A suitable set of data for fitting can be generated using the following program. It outputs a set of points with gaussian errors from the curve y = e^x in the region 0 < x < 2.

```#include <stdio.h>
#include <math.h>
#include <gsl/gsl_randist.h>

int
main (void)
{
double x;
const gsl_rng_type * T;
gsl_rng * r;

gsl_rng_env_setup ();

T = gsl_rng_default;
r = gsl_rng_alloc (T);

for (x = 0.1; x < 2; x+= 0.1)
{
double y0 = exp (x);
double sigma = 0.1 * y0;
double dy = gsl_ran_gaussian (r, sigma);

printf ("%g %g %g\n", x, y0 + dy, sigma);
}

gsl_rng_free(r);

return 0;
}
```

The data can be prepared by running the resulting executable program,

```\$ GSL_RNG_TYPE=mt19937_1999 ./generate > exp.dat
\$ more exp.dat
0.1 0.97935 0.110517
0.2 1.3359 0.12214
0.3 1.52573 0.134986
0.4 1.60318 0.149182
0.5 1.81731 0.164872
0.6 1.92475 0.182212
....
```

To fit the data use the previous program, with the number of data points given as the first argument.
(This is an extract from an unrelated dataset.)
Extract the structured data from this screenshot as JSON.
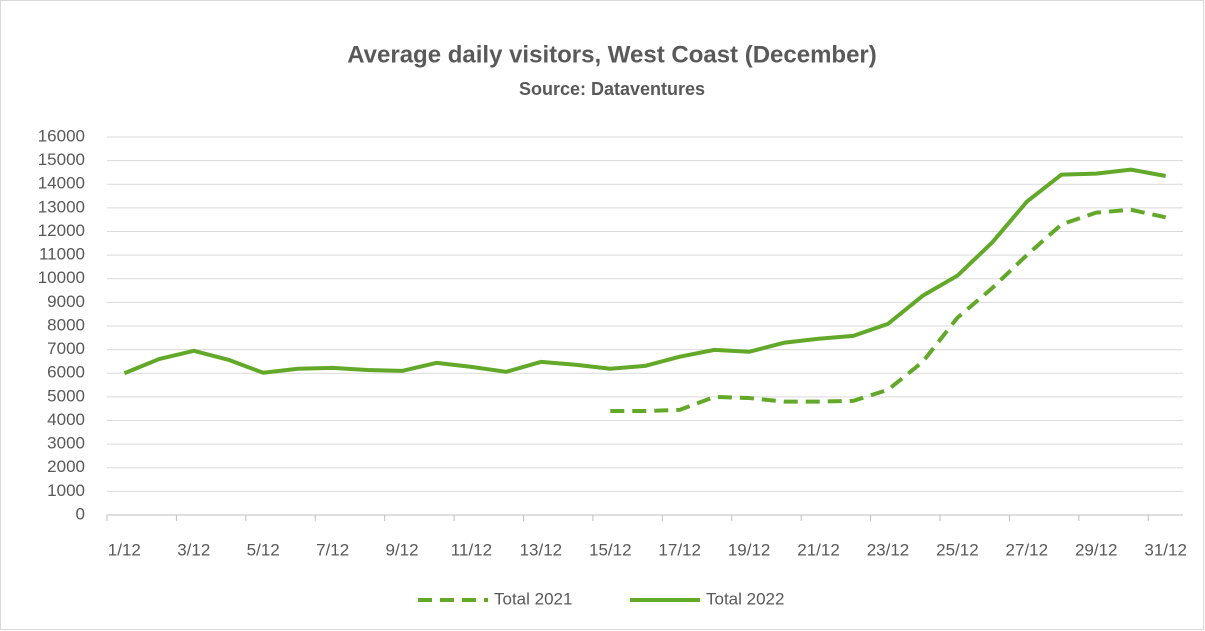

In this case there are 19 data points.

```\$ ./fit 19 < exp.dat
0.1 0.97935 +/- 0.110517
0.2 1.3359 +/- 0.12214
...
# best fit: Y = 1.02318 + 0.956201 X + 0.876796 X^2
# covariance matrix:
[ +1.25612e-02, -3.64387e-02, +1.94389e-02
-3.64387e-02, +1.42339e-01, -8.48761e-02
+1.94389e-02, -8.48761e-02, +5.60243e-02 ]
# chisq = 23.0987
```

The parameters of the quadratic fit match the coefficients of the expansion of e^x, taking into account the errors on the parameters and the O(x^3) difference between the exponential and quadratic functions for the larger values of x. The errors on the parameters are given by the square-root of the corresponding diagonal elements of the covariance matrix. The chi-squared per degree of freedom is 1.4, indicating a reasonable fit to the data.